“When do you begin operations? I suppose you realize, my friend, that it is no joke to interfere with the Sicilians? They are as suspicious of a new face as a tribe of savages. Savages is just about what they are, too! And there is another element that you should not lose sight of: If you are going to upset Scorpa’s methods, it is not the Sicilians alone that you will have to deal with, but also the duke himself.”
“I am not going to try his property.”
“No, but he controls the sulphur output. If you come into his market—well, I’d not give a soldo for your skin. Besides, that would be the second grudge he’d have against you!”
“Second? I don’t understand——”
“He wants to marry your best girl! Oh, hold on—no offense meant. She is having a splendid time of it, if a string of satellites as long as the Ponte San Angelo constitutes a woman’s joy. All the same, my boy; put this in your pipe and smoke it: ’Ware Scorpa, don’t turn your back to any one who might be in his employ, and bolt your door at night. Will you have my Winchester?”
Derby smoked on, unperturbed. “It sounds as though it might be interesting. I had expected a mere proposition of machinery; the human element always adds. Wasn’t it you who told me that?”
“In a book, decidedly!” and then with a sudden impulse, “By Jove, Jack, I believe it would be a good thing for me to go along with you! I might get new copy.”
Derby laughed incredulously. “Well, if you mean it, come along! I wish you would.” Porter meant it enough to be interested in the project, at any rate, for later the two men dined together, and they discussed arrangements and expedients all the evening.

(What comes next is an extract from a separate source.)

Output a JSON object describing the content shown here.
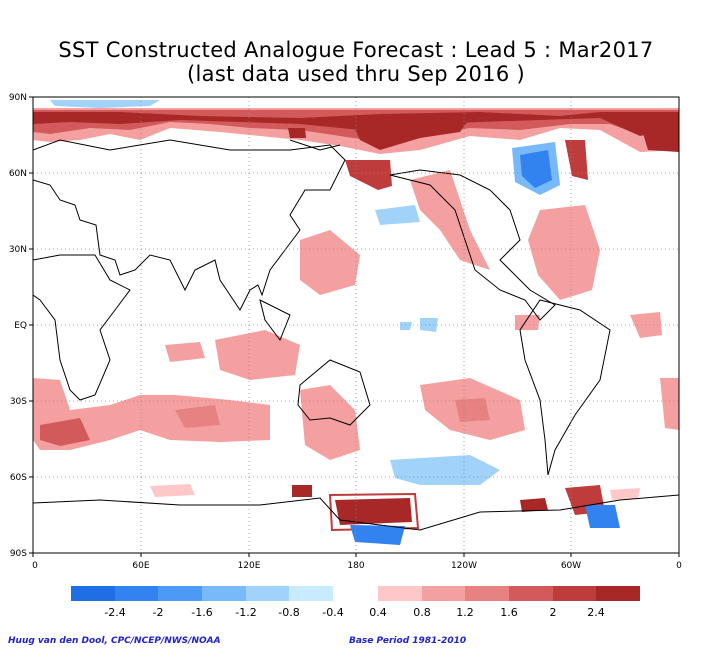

Derby went to the Palazzo Sansevero the next day, but again he had much to talk over with the prince, and saw little of Nina. In some unaccountable way she seemed changed; nothing definite happened to mark the difference that he vaguely felt, but Mrs. Davis’s remark came back to him—“The Europeans are so finished,” and he wondered whether Nina found him unfinished; he even wondered whether he was or not—which was a good deal of wondering for him.

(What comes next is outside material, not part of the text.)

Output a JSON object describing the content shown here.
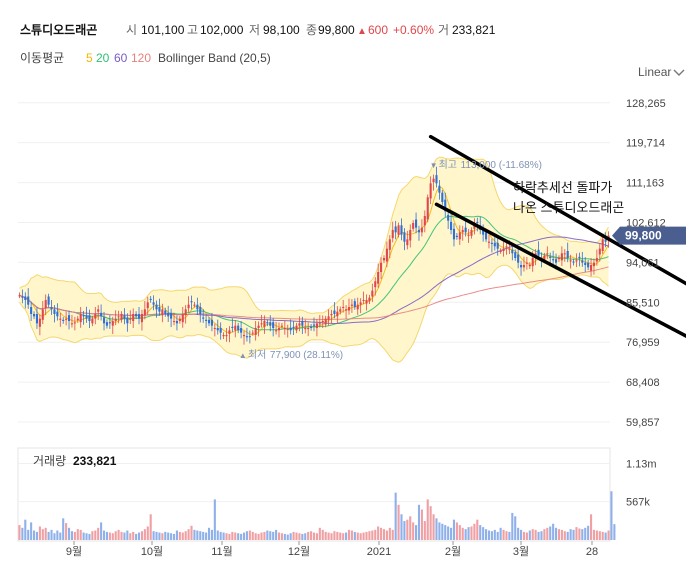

At first, Sansevero’s investment in the “Little Devil” had seemed to Derby merely the unfortunate venture the prince thought it, but when, in the course of their talk, it came out that Scorpa was the “friend” who had sold him the mine, Derby was sure that the duke had deliberately saddled him with a property which he knew to be useless. And yet every word that Scorpa had urged as a reason for the mine’s value, was—taken literally—true. The mine was in close proximity to his own; the surveys, furthermore, showed the “Little Devil” to be the richest in sulphur deposit of any in the region. But if the mine was as valuable as Scorpa declared, it was scarcely compatible with all that was known of his character that out of purely disinterested friendship, he should put such a prize in Sansevero’s hands, while he bought up for himself less valuable mines at higher prices. Derby kept his opinions to himself; but his blood boiled with indignation and, mentally, he resolved to beat Scorpa if it was humanly possible.